Crema come Venezia. A rendere l’idea già durante la conferenza stampa di presentazione ci sono due briccole, riproduzione dei famosi pali colorano i canali di Venezia per dare un’anticipazione dell’atmosfera che da sabato 24 marzo al 9 aprile sarà racchiusa nella mostra in sala F.Agello presso il Museo Civico di Crema.

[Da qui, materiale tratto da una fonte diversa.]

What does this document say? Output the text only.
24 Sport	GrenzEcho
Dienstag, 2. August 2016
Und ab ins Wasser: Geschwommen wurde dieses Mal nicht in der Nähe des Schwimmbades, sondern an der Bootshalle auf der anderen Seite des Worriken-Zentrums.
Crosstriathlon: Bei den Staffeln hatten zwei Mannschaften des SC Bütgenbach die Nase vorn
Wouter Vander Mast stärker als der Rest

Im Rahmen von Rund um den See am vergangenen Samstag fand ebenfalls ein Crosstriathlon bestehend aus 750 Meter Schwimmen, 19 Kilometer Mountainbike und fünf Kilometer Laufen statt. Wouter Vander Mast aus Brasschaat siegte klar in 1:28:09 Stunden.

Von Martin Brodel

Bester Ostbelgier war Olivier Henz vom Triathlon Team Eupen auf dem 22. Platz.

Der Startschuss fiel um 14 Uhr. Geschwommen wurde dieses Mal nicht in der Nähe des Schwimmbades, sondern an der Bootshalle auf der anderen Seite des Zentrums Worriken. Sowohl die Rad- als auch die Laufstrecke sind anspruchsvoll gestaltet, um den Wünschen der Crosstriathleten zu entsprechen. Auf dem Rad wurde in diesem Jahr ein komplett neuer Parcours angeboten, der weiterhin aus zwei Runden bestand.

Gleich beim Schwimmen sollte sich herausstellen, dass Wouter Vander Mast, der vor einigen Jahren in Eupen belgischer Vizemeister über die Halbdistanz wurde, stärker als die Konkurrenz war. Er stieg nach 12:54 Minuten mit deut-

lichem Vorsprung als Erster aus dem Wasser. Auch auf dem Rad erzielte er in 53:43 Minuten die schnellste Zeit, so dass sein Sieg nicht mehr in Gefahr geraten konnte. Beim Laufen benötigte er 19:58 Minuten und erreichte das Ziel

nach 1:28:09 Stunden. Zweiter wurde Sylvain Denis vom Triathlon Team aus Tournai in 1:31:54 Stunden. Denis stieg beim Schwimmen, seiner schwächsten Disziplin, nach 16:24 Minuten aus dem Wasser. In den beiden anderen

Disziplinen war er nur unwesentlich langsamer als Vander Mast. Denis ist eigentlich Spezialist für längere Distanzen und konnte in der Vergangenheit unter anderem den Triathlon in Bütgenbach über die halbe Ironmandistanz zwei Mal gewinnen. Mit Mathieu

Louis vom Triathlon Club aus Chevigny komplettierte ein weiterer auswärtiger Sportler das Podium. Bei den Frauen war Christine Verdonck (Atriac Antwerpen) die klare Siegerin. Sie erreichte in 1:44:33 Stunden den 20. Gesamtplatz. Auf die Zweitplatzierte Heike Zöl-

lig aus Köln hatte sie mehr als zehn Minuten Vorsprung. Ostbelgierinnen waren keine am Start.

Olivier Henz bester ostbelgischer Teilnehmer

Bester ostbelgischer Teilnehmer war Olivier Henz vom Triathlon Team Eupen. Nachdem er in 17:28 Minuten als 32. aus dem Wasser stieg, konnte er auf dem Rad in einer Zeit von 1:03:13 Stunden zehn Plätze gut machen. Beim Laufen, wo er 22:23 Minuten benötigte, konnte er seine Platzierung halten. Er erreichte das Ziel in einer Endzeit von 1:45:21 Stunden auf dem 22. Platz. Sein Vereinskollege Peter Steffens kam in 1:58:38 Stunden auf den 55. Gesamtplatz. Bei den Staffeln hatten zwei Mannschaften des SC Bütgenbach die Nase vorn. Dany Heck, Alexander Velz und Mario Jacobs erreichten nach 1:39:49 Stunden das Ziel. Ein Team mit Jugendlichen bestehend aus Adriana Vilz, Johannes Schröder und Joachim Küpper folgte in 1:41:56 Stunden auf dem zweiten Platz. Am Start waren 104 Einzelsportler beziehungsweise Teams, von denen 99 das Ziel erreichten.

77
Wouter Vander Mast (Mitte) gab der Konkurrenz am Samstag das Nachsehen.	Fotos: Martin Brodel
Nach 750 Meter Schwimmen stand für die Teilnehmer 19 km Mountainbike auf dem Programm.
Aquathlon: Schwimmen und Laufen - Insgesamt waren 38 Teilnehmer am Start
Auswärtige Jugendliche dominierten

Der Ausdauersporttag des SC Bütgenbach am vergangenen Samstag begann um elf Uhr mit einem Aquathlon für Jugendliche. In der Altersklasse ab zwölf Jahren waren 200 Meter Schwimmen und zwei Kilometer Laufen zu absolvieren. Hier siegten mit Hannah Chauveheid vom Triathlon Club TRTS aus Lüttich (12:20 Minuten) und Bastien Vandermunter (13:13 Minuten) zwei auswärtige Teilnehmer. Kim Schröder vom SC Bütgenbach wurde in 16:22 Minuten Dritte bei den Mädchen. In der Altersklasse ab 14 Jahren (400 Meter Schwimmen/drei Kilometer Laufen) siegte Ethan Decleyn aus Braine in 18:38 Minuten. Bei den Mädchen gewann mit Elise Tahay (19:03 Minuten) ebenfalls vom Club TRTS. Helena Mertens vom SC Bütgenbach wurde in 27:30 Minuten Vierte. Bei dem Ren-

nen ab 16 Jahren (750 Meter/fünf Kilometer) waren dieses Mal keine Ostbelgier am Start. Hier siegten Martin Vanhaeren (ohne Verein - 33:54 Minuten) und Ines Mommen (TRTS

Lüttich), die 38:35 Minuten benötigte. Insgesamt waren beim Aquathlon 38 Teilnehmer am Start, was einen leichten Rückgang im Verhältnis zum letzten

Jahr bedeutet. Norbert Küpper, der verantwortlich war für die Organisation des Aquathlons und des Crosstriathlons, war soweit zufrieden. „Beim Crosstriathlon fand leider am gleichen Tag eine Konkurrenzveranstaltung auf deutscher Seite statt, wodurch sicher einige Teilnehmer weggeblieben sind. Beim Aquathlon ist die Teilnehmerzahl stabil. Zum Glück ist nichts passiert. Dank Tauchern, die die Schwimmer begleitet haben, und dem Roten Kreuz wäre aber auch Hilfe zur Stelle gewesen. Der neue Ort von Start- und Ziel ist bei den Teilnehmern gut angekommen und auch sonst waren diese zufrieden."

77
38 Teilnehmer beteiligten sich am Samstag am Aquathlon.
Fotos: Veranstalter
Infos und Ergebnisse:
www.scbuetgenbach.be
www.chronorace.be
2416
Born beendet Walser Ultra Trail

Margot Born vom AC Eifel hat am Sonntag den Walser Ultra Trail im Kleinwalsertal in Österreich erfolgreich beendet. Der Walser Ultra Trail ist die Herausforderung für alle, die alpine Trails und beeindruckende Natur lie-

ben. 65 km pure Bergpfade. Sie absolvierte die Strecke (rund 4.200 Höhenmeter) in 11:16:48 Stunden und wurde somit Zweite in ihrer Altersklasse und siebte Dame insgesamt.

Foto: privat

La mostra curata dall’artista cremasco Gil Macchi verrà inaugurata alle 17 del prossimo sabato e sarà visitabile dalle 10 alle 12 e dalle 16 alle 19 escluso il lunedì.

IL LEGAME CON LA SERENISSIMA

“Crema guarda a due città, Milano e Venezia – spiega l’assessore alla cultura Paolo Mariani – con la prima persiste un legame economico e territoriale, ma è impossibile dimenticare lo stretto legame con la Serenissima che durante il suo governo di Repubblica ci ha donato alcuni tra i monumenti più significativi della nostra città”.

LA SCUOLA BURANELLA
Sedici pittori, tra cui grandi nomi cremaschi di fine Ottocento, riuniti per una suggestiva panoramica sulla pittura novecentesca in laguna. Nonostante non si tratti di una vera e propria “scuola”, il gruppo raccoglie quegli artisti che sono stati in grado di sviluppare uno stile pittorico in antitesi rispetto alla Biennale: i “ribelli” della pittura hanno dato vita ad una linea espressiva più intima, sensibile ed espressiva.

LE OPERE PRESENTI

Dopo le fatiche della pittura rigorosamente “en plein air” gli artisti della scuola buranella erano soliti ritrovarsi nei ristoranti della Laguna, dove sono custodite la maggior parte delle loro opere; come piccole pinacoteche, i locali hanno costruito vere e proprie gallerie d’arte con le opere donate negli anni di amicizia con i pittori. L’amicizia con l’ “ambasciatore d’arte” Gil Macchi e il legame con Crema hanno permesso di avere in prestito le preziose tele e portarle a Crema; tra queste ci sarà anche un’opera che raccoglie tutte le firme degli artisti buranelli, a testimonianza del primo premio istituito dal gruppo dopo la fine della prima Guerra Mondiale.